Tornando al workshop tenuto all’Accademia di Belle Arti di Roma, agli studenti provenienti da varie parti d’Italia, dalla Cina, dall’Iran e dal Messico Contini spiega: «L’importante è cercare i semi, la germinazione è solo l’occasione per metterci in cerca di storie». Sono le storie, infatti, ossia la rete di relazioni umane (sociali, politiche, economiche) che gravita intorno ai semi a interessare davvero l’artista. «Raccontami un po’ di questi semi! – chiede premuroso, mentre gli occhi chiari brillano di curiosità – Cosa sono? Da dove vengono? Come li hai avuti? Qual è il nome in cinese? Me lo puoi scrivere? E mi raccomando, aggiornatemi! Come sta l’aglio? Il baobab ha germogliato? E le zucche?». In questo modo Contini innesca un processo per cui i semi divengono “connettori” di relazioni umane e di narrazioni, che gli studenti sono invitati a sperimentare e documentare nei loro diari di semina con testi e immagini. Katia, ad esempio, sta realizzando un “orto fusion” vicino Anzio, dove ha piantato i semi di zucca cinese che Contini aveva portato con sé da Prato, e donato agli studenti all’inizio del workshop, insieme a semi di zucca filippina che le sono stati regalati da Jagatar, un indiano del Punjab che ha un’azienda agricola familiare a Nettuno, dove coltiva per la comunità filippina e cinese zucche che poi vende in Italia, Francia e Germania.

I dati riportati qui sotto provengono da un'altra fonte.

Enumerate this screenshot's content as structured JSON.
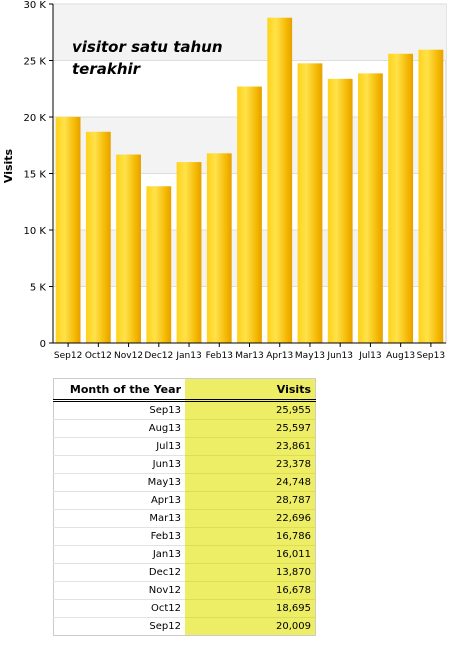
{
  "chart_data": {
    "type": "bar",
    "categories": [
      "Sep12",
      "Oct12",
      "Nov12",
      "Dec12",
      "Jan13",
      "Feb13",
      "Mar13",
      "Apr13",
      "May13",
      "Jun13",
      "Jul13",
      "Aug13",
      "Sep13"
    ],
    "values": [
      20009,
      18695,
      16678,
      13870,
      16011,
      16786,
      22696,
      28787,
      24748,
      23378,
      23861,
      25597,
      25955
    ],
    "ylabel": "Visits",
    "xlabel": "",
    "ylim": [
      0,
      30000
    ],
    "yticks": [
      0,
      5000,
      10000,
      15000,
      20000,
      25000,
      30000
    ],
    "yticklabels": [
      "0",
      "5 K",
      "10 K",
      "15 K",
      "20 K",
      "25 K",
      "30 K"
    ],
    "annotation": [
      "visitor satu tahun",
      "terakhir"
    ],
    "grid": true,
    "bar_color": "#f0b800"
  },
  "table": {
    "headers": [
      "Month of the Year",
      "Visits"
    ],
    "rows": [
      [
        "Sep13",
        "25,955"
      ],
      [
        "Aug13",
        "25,597"
      ],
      [
        "Jul13",
        "23,861"
      ],
      [
        "Jun13",
        "23,378"
      ],
      [
        "May13",
        "24,748"
      ],
      [
        "Apr13",
        "28,787"
      ],
      [
        "Mar13",
        "22,696"
      ],
      [
        "Feb13",
        "16,786"
      ],
      [
        "Jan13",
        "16,011"
      ],
      [
        "Dec12",
        "13,870"
      ],
      [
        "Nov12",
        "16,678"
      ],
      [
        "Oct12",
        "18,695"
      ],
      [
        "Sep12",
        "20,009"
      ]
    ]
  }
}
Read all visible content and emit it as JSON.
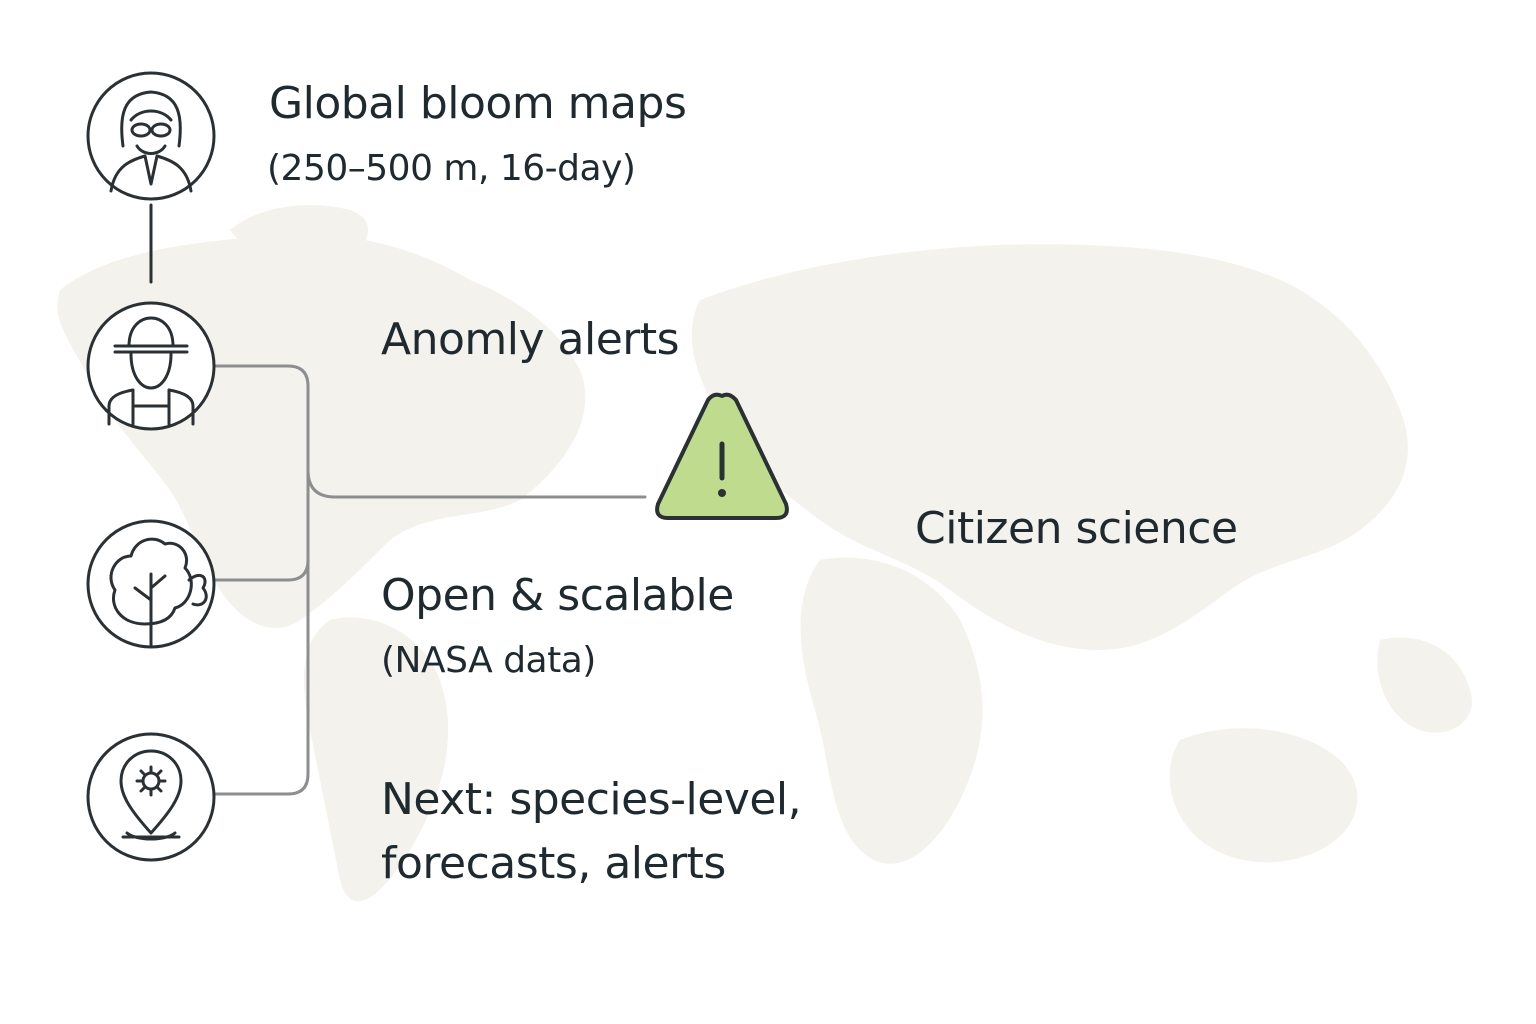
{
  "labels": {
    "bloom_maps_title": "Global bloom maps",
    "bloom_maps_detail": "(250–500 m, 16-day)",
    "anomaly_alerts": "Anomly alerts",
    "citizen_science": "Citizen science",
    "open_scalable_title": "Open & scalable",
    "open_scalable_detail": "(NASA data)",
    "next_line1": "Next: species-level,",
    "next_line2": "forecasts, alerts"
  },
  "icons": {
    "researcher": "researcher-icon",
    "farmer": "farmer-icon",
    "tree": "tree-icon",
    "location": "location-pin-icon",
    "warning": "warning-icon"
  },
  "colors": {
    "stroke": "#2a3034",
    "connector": "#8c8e8f",
    "warning_fill": "#bfdc8e",
    "map": "#f1f0e9"
  }
}
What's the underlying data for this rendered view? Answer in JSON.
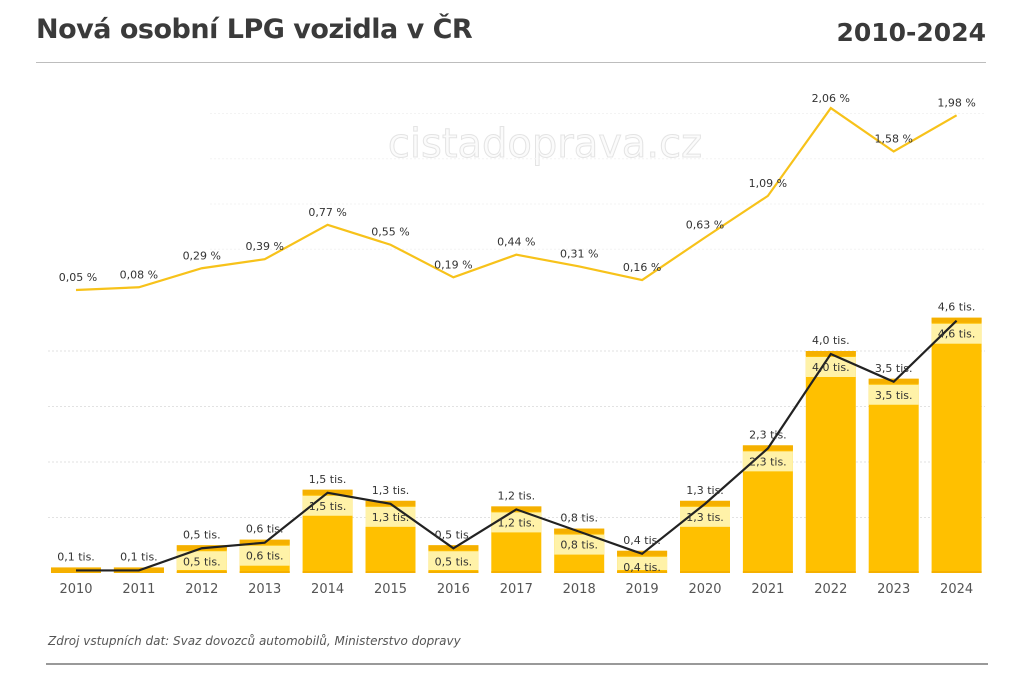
{
  "header": {
    "title": "Nová osobní LPG vozidla v ČR",
    "period": "2010-2024"
  },
  "watermark": "cistadoprava.cz",
  "source": "Zdroj vstupních dat: Svaz dovozců automobilů, Ministerstvo dopravy",
  "chart_data": [
    {
      "type": "line",
      "categories": [
        "2010",
        "2011",
        "2012",
        "2013",
        "2014",
        "2015",
        "2016",
        "2017",
        "2018",
        "2019",
        "2020",
        "2021",
        "2022",
        "2023",
        "2024"
      ],
      "values": [
        0.05,
        0.08,
        0.29,
        0.39,
        0.77,
        0.55,
        0.19,
        0.44,
        0.31,
        0.16,
        0.63,
        1.09,
        2.06,
        1.58,
        1.98
      ],
      "labels": [
        "0,05 %",
        "0,08 %",
        "0,29 %",
        "0,39 %",
        "0,77 %",
        "0,55 %",
        "0,19 %",
        "0,44 %",
        "0,31 %",
        "0,16 %",
        "0,63 %",
        "1,09 %",
        "2,06 %",
        "1,58 %",
        "1,98 %"
      ],
      "color": "#f7c21a"
    },
    {
      "type": "bar",
      "categories": [
        "2010",
        "2011",
        "2012",
        "2013",
        "2014",
        "2015",
        "2016",
        "2017",
        "2018",
        "2019",
        "2020",
        "2021",
        "2022",
        "2023",
        "2024"
      ],
      "values": [
        0.1,
        0.1,
        0.5,
        0.6,
        1.5,
        1.3,
        0.5,
        1.2,
        0.8,
        0.4,
        1.3,
        2.3,
        4.0,
        3.5,
        4.6
      ],
      "labels": [
        "0,1 tis.",
        "0,1 tis.",
        "0,5 tis.",
        "0,6 tis.",
        "1,5 tis.",
        "1,3 tis.",
        "0,5 tis.",
        "1,2 tis.",
        "0,8 tis.",
        "0,4 tis.",
        "1,3 tis.",
        "2,3 tis.",
        "4,0 tis.",
        "3,5 tis.",
        "4,6 tis."
      ],
      "overlay_line": true,
      "ylim": [
        0,
        4.6
      ],
      "grid": true,
      "colors": {
        "bar": "#ffc000",
        "band": "#fff2a8",
        "top": "#f5b000",
        "line": "#222222"
      }
    }
  ]
}
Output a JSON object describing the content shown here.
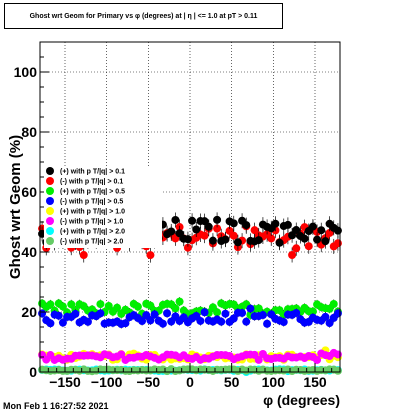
{
  "chart_data": {
    "type": "scatter",
    "title": "Ghost wrt Geom for Primary vs φ (degrees) at | η | <= 1.0 at pT > 0.11",
    "xlabel": "φ (degrees)",
    "ylabel": "Ghost wrt Geom (%)",
    "xlim": [
      -180,
      180
    ],
    "ylim": [
      0,
      110
    ],
    "x_ticks": [
      -150,
      -100,
      -50,
      0,
      50,
      100,
      150
    ],
    "x_tick_labels": [
      "−150",
      "−100",
      "−50",
      "0",
      "50",
      "100",
      "150"
    ],
    "y_ticks": [
      0,
      20,
      40,
      60,
      80,
      100
    ],
    "y_tick_labels": [
      "0",
      "20",
      "40",
      "60",
      "80",
      "100"
    ],
    "grid": true,
    "legend_position": "mid-left",
    "series": [
      {
        "name": "(+) with p T/|q| > 0.1",
        "color": "#000000",
        "center": 47,
        "spread": 4,
        "err": 2.5
      },
      {
        "name": "(-) with p T/|q| > 0.1",
        "color": "#ff0000",
        "center": 45,
        "spread": 4,
        "err": 2.5
      },
      {
        "name": "(+) with p T/|q| > 0.5",
        "color": "#00ee00",
        "center": 21,
        "spread": 2,
        "err": 1.5
      },
      {
        "name": "(-) with p T/|q| > 0.5",
        "color": "#0000ff",
        "center": 18,
        "spread": 2,
        "err": 1.5
      },
      {
        "name": "(+) with p T/|q| > 1.0",
        "color": "#ffff00",
        "center": 5,
        "spread": 1,
        "err": 0.8
      },
      {
        "name": "(-) with p T/|q| > 1.0",
        "color": "#ff00ff",
        "center": 5,
        "spread": 1,
        "err": 0.8
      },
      {
        "name": "(+) with p T/|q| > 2.0",
        "color": "#00ffff",
        "center": 0.6,
        "spread": 0.3,
        "err": 0.4
      },
      {
        "name": "(-) with p T/|q| > 2.0",
        "color": "#66cc66",
        "center": 0.6,
        "spread": 0.3,
        "err": 0.4
      }
    ],
    "x_bin_width": 5
  },
  "footer": {
    "timestamp": "Mon Feb  1 16:27:52 2021"
  }
}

Del resto i semi sono migranti per natura. In questi mesi Leone Contini pianterà a Matera quelli ricevuti in dono dagli studenti dell’Accademia di Belle Arti di Roma. L’artista diventa così un vettore per i semi e con essi diffonde anche un modello di coesistenza sul quale riflettere. Alla fine è solo una questione di tempo, ma la domanda è: quanto ne occorre affinché una pianta originaria di altri territori sia considerata nativa?